L’Africa si caratterizza per l’allegria contagiante, l’anima vibrante, il canto, la danza e il ritmo coinvolgente, il carattere caldo e festoso.
C’è, senza dubbio, una grande differenza di atteggiamenti tra gli africani e gli altri popoli di fronte alla sofferenza, la miseria e l’insicurezza della vita. Migliaia di famiglie e di bambini africani vivono ogni giorno in situa¬zione di completa incertezza riguardo al do¬mani. Trascorrono il giorno con la fame, senza sapere dove trascorrere la notte e se mangeranno il giorno seguente, tuttavia, continuano a danzare, accompagnati dai canti, dal ritmo dei tamburi e dal battito delle mani.

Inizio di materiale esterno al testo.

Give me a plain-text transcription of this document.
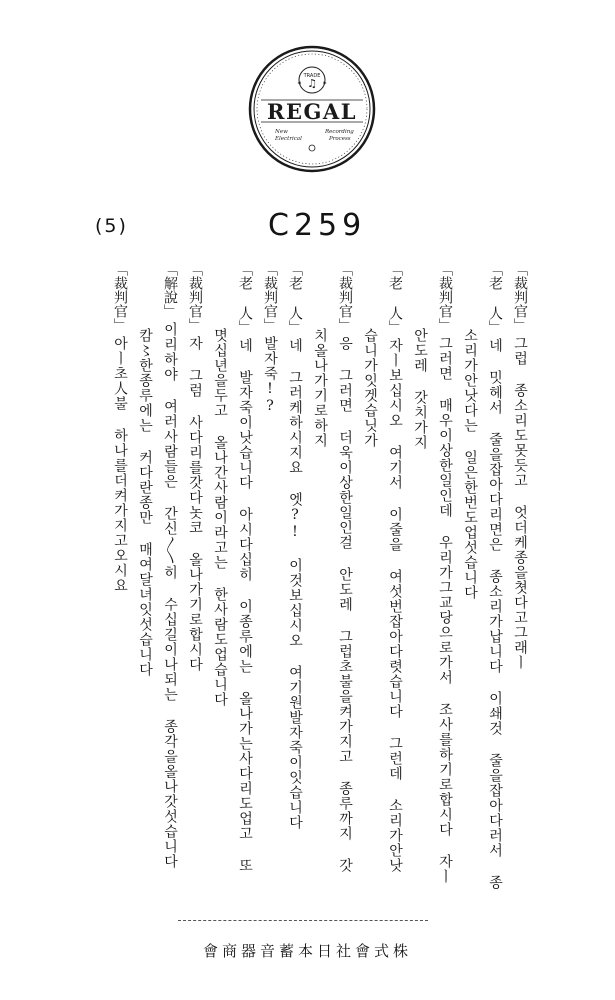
TRADE
♫
◀	▶
REGAL
New
Electrical
Recording
Process
(5)	C259
「裁判官」그럽 종소리도못듯고 엇더케종을쳣다고그래ㅣ
「老 人」네 밋헤서 줄을잡아다리면은 종소리가납니다 이쇄것 줄을잡아다러서 종
소리가안낫다는 일은한번도업섯습니다
「裁判官」그러면 매우이상한일인데 우리가그교당으로가서 조사를하기로합시다 자ㅣ
안도레 갓치가지
「老 人」자ㅣ보십시오 여기서 이줄을 여섯번잡아다렷습니다 그런데 소리가안낫
습니가잇겟습닛가
「裁判官」응 그러면 더욱이상한일인걸 안도레 그럽초불을켜가지고 종루까지 갓
치올나가기로하지
「老 人」네 그러케하시지요 엣?! 이것보십시오 여기원발자죽이잇습니다
「裁判官」발자죽!?
「老 人」네 발자죽이낫습니다 아시다십히 이종루에는 올나가는사다리도업고 또
몃십년을두고 올나간사람이라고는 한사람도업습니다
「裁判官」자 그럼 사다리를갓다놋코 올나가기로합시다
「解說」이리하야 여러사람들은 간신〳〵히 수십길이나되는 종각을올나갓섯습니다
캄〻한종루에는 커다란종만 매여달녀잇섯습니다
「裁判官」아ㅣ초人불 하나를더켜가지고오시요
會商器音蓄本日社會式株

Visitando le famiglie e le popolazioni africane, fortemente flagellate dalla sofferenza nei quartieri poveri delle città, nei campi dei rifugiati o nei luoghi dove si ammassano gli sfollati, si rimane profondamente sorpresi per la loro capacità di soffrire con serenità e sempre con il volto sorridente.
Per l’africano la vita è una festa. Ringrazia Dio per il poco e trova sempre dei motivi per celebrare, con allegria, ogni istante che passa come un dono. A volte, mi sorprendo a pensare alla famiglie ricche dell’Occidente, che, pur sedendo attorno ad una mensa stracolma di ogni ben di Dio, sono senza allegria, con i volti tristi e sempre pronte a la¬mentarsi. Mentre le famiglie africane con molti figli, con un po’ di cibo e di bevande, fanno festa tutto il giorno, riempiendo l’ambiente di allegria. L’africano, pur vivendo nella povertà assoluta e in mezzo ad ogni sorta di sofferenza, non si lamenta mai ed è sempre pronto a cantare e a sorridere.
Basta guardare le celebrazioni eucaristiche dei cristiani africani come sono animate e cariche di dinamismo: sono una festa che si prolunga all’infinito senza che nessuno guardi l’orologio. Perché correre? Perché preoccuparsi del tempo, se il Signore ci fa visita e sta in mezzo a noi? Le comunità cristiane in Africa, soprattutto quelle più povere, preparano sempre qualcosa per tutti e qualche momento di fraternità, con canti e danze, al termine della celebrazione. La messa, insomma, è la festa dei fedeli attorno al loro Signore, è un momento di incontro, di convivio e di condivisione dei beni spirituali ed anche materiali. Non c’è incontro, non c’è celebrazione senza festa, non c’è festa senza mangiare insieme qualche cosa. Non è importante la qualità e la quantità del cibo, ma l’intensità della relazione, dell’incontro, della comunione e della condivisione. L’africano mostra la sua gioia cantando e danzando. È tutta la persona, corpo e spirito, che manifesta la sua gioia.
Da dove l’africano estrae l’energia e la motivazione per questa allegria e per questa capacità di fare festa in mezzo a tanta sofferenza? Penso che la fonte della sua allegria e della sua speranza risiedano nella fede in Dio e nel senso di comunione fraterna.